盆栽も古道具に似ているところがあります。盆栽は自然の風景を表現してあり、その盆栽の縮尺に自らが入って行き、その風景の中を逍遙している気分にさせられるわけですが、その描ける物語も観る人それぞれの経験や知識により変わってきます。松柏のぐにゃりと曲がった幹は、厳しい自然環境で生きている様を表現しているわけですが、大自然などは見たことがない人や盆栽を見慣れない人には単なる盆栽様式にしか見えないでしょう。

マン盆栽なるものがうけている昨今ですが、そこそこ売れていた小説が、映画化されたら大ヒットをしてしまったような、そんな映画のようなものです。文字を読み慣れている人には断然小説の方がイメージが膨らんで面白いはずなのですが、具体的にイメージを限定させてわかりやすく娯楽化すると、一気に大衆受けをすることに似ています。マン盆栽も盆栽の形式や型に縛られずに楽しめるPOPで素晴らしいものですが、瞬間的な感動に終わってしまいます。同じフィギュアの配置の盆栽を長期間味わうことは困難なのです。

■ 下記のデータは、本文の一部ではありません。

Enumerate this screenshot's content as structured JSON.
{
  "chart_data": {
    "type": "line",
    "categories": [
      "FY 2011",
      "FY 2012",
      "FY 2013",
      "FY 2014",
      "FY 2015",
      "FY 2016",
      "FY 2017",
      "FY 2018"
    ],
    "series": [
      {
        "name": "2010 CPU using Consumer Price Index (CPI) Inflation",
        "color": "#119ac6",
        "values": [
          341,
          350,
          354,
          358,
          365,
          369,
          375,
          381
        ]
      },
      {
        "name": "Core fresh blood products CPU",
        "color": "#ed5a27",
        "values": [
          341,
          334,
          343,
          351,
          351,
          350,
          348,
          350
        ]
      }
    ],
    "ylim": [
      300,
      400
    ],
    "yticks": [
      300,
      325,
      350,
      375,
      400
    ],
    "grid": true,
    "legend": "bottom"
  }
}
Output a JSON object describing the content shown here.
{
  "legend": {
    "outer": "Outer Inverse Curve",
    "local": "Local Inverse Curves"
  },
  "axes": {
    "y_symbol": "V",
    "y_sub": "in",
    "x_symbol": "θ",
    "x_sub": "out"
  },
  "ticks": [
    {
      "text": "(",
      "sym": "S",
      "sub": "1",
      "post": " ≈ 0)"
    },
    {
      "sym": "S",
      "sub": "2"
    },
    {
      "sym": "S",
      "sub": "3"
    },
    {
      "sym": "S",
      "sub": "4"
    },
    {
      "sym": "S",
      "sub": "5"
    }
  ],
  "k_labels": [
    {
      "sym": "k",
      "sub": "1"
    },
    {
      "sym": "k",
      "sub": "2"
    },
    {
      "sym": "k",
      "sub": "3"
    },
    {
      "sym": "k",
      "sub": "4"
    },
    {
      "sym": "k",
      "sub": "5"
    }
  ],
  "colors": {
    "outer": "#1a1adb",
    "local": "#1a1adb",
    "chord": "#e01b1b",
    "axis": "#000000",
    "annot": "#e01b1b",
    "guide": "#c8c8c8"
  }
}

ところで、骨董にも流行があるのです。ほとんどの骨董品が生活道具に近いものですから、その品物がよく見えるかどうかは住環境によって大きく変わります。床の間が付いているのが当たり前だった数十年前の建て売り住宅と現代の一般的な住居の中とでは美しく見えるものが違ってきて当然です。欧米化されてきた生活スタイルの変化とともに人気となる古道具も変化してきているのです。

ですから当然、室内に飾ることが前提である盆栽も、時代に影響を受けます。お金持ちになったら庭付きの家を建てて盆栽を所有するような生活をしたいと思っている人はほとんどいないでしょう。必然的に国風盆栽展に出ているような盆栽を所有して楽しめる人は都市部には皆無なのです。現代の住空間と調和する盆栽ははたしてどのようなものでしょうか? 日本の都市部で広々とした家に住んでいる人はほとんどいないので、まず巨大な盆栽は難しいでしょう。また狭い空間との調和を考えれば、盆栽自体も作り込み過ぎていないものでないと、モダンな空間には合わないはずです。

盆栽の値段はまるで骨董の値段のようにとても不安定なものです。ですから、はるか昔に千利休が朝鮮の雑器を茶碗に見立てて新しい美意識を創り上げたときのように、盆栽家が見向きもしない駄作扱いの盆栽が、あなたの家では数百万円の盆栽にも劣らない作品になりうる時代なのかもしれません。新しい時代の波はうねり始めているのです。